The Elderly And Covid-19 : Coronavirus High Risk Group
Here is how coronavirus affects the elderly and those who are most likely to get infected.
One of the first rumours on coronavirus was that it only affected the elderly. However, this was proven wrong as it became widespread and the young were equally contracting the virus. In this article, we show you how coronavirus affects elderly people and those most likely to get infected.
Healthcare workers are striving hard to understand the novel coronavirus that's ravaging the world at the moment. This involves trying to understand the behaviour of the virus in people who contract it and then looking to develop a vaccine or a cure. According to Stat News, COVID-19 kills an estimated 13.4% of patients 80 and older, compared to 1.25% of those in their 50s and 0.3% of those in their 40s.
The elderly and COVID-19: Coronavirus high-risk group
One information that seems to have remained consistent since the beginning of this outbreak is the fact that older people are more vulnerable. A recent study tried to find out why even among the elderly some survive COVID-19 and others don't. The results revealed that age alone does not determine how a person reacts to coronavirus infection.
“Having multiple chronic diseases and frailty is in many ways as or more important than chronological age,” said George Kuchel of the University of Connecticut. “An 80-year-old who is otherwise healthy and not frail might be more resilient in fighting off infection than a 60-year-old with many chronic conditions”. The reason for this is the fact that the 80-year-old may have a younger immune system.

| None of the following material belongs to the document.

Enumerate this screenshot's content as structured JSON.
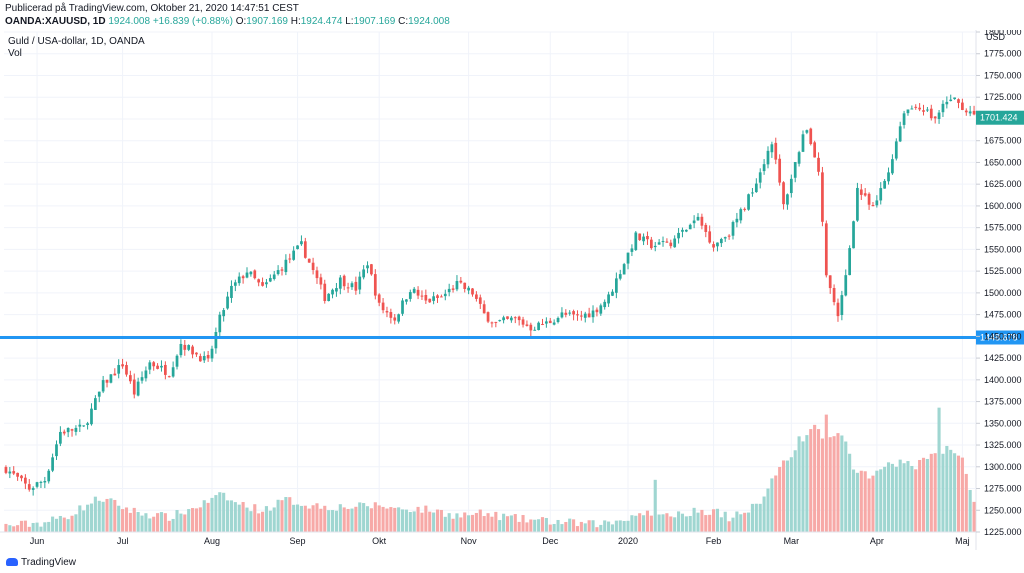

A lot depends on your immune system and its response when it comes to coronavirus. Your immune system possesses two defences against viruses and other likely invaders. First, it sends out an army of T cells that attack within hours, and then a second wave of defence that takes place days after the invasion of any virus. But as you age, your immune system is unable to produce as many T cells and there's a breakdown in communication between T cells and other cells whose job it is to recognize invaders, attack first and then point your T cells in the direction of the enemy. Reduced production and a breakdown in communication are two reasons why the elderly and those with underlying health conditions find it harder to recover from coronavirus.
Who are in the Coronavirus high-risk group?
- People aged 65 years and older
- Those who live in a nursing home or long-term care facility
People of all ages with underlying medical conditions, particularly if not well controlled, including:
- Those with chronic lung disease or moderate to severe asthma
- People who have serious heart conditions
- Those who are immunocompromised. Many conditions can cause a person to be immunocompromised, including cancer treatment, smoking, bone marrow or organ transplantation, immune deficiencies, poorly controlled HIV or AIDS, and prolonged use of corticosteroids and other immune weakening medications
- People with severe obesity (body mass index [BMI] of 40 or higher)
- People with diabetes
- Those with chronic kidney disease undergoing dialysis
- People with liver disease
Doctors advice elderly people to take care of themselves especially at this time. Take time away from the news because hearing about the pandemic nonstop can be mentally draining. Try to eat healthy, well-balanced meals, exercise regularly, get plenty of sleep, and avoid alcohol and drugs.